2. Can I do a lot of pediatrics as a Family Medicine doctor?

Yes, but only if you deliberately structure your training and job toward that. That usually means an FM residency with strong peds exposure and then choosing a practice where there’s demand for kid visits (community clinics, underserved populations, certain group practices). If you take a generic suburban FM job, expect more adults than kids.

3. Does Med‑Peds really hurt my ability to get a fellowship compared to straight IM or Peds?

Generally, no. Med‑Peds grads match into competitive fellowships regularly (cards, heme/onc, ID, etc.). Program directors know Med‑Peds is rigorous training. You may even be more attractive for some fields that deal with transitions of care or congenital diseases. The bigger factor in fellowship is your performance, research, and letters—same as everyone else.

4. What if I pick Pediatrics and later miss adults, or pick FM and later miss complex kids?

There are ways to shift your practice focus, but it’s harder to fully cross back. A Peds doc missing adults might gravitate toward adolescent medicine, complex peds, or work settings that feel more “medicine‑heavy.” An FM doc missing kids might look for clinics with lots of young families or urgent care shifts heavy in pediatric cases. You can’t fully erase the boundaries, but you can angle your practice.

5. Is it a red flag that I’m this anxious about choosing? Does that mean none of these are right?

No. It means you actually care and you understand that this choice has consequences. Most thoughtful people get spun up about this. The red flag isn’t anxiety; it’s ignoring what your gut has been quietly saying for years. If all three are truly plausible, you’re not on the verge of a disaster—you're choosing between three viable, slightly different flavors of “good enough.” Pick the one you’d be most sad to lose, and move forward.

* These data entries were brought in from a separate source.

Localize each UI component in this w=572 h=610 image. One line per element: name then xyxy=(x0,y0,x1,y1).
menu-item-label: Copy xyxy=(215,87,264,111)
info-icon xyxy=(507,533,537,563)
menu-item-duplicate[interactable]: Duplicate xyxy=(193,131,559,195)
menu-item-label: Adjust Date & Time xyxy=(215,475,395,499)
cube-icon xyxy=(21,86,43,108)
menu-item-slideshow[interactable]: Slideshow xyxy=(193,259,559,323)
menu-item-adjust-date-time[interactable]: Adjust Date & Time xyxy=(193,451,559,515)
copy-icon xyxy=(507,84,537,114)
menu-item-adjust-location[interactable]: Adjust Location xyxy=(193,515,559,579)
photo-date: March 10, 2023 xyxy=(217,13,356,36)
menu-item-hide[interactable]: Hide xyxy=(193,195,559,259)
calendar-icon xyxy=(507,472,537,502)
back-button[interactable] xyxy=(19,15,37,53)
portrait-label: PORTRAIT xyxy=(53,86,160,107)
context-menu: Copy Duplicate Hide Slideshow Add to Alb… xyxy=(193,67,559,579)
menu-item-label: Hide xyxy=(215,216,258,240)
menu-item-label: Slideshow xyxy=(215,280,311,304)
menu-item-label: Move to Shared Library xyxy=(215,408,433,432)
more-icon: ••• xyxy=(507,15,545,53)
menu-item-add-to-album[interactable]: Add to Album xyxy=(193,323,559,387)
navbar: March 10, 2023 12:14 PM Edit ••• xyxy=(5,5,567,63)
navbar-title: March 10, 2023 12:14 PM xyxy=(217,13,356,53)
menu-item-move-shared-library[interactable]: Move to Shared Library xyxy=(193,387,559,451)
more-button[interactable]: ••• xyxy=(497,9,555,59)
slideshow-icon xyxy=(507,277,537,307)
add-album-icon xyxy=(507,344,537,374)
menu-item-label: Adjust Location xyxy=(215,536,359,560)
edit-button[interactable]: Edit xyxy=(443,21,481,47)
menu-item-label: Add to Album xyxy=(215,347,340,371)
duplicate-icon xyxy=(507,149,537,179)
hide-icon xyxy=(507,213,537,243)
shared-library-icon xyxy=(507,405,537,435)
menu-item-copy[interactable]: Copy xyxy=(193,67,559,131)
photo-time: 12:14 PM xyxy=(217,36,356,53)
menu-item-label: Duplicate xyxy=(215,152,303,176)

Key takeaways, so you can close the laptop:

  1. You’re not choosing between “right” and “ruined”; you’re choosing which trade‑offs you’re willing to live with.
  2. Peds = kids only, FM = breadth with adults dominating many jobs, Med‑Peds = both ages with high complexity and no OB.
  3. Protect what you actually love in your day‑to‑day, not what sounds impressive or keeps the most theoretical doors open.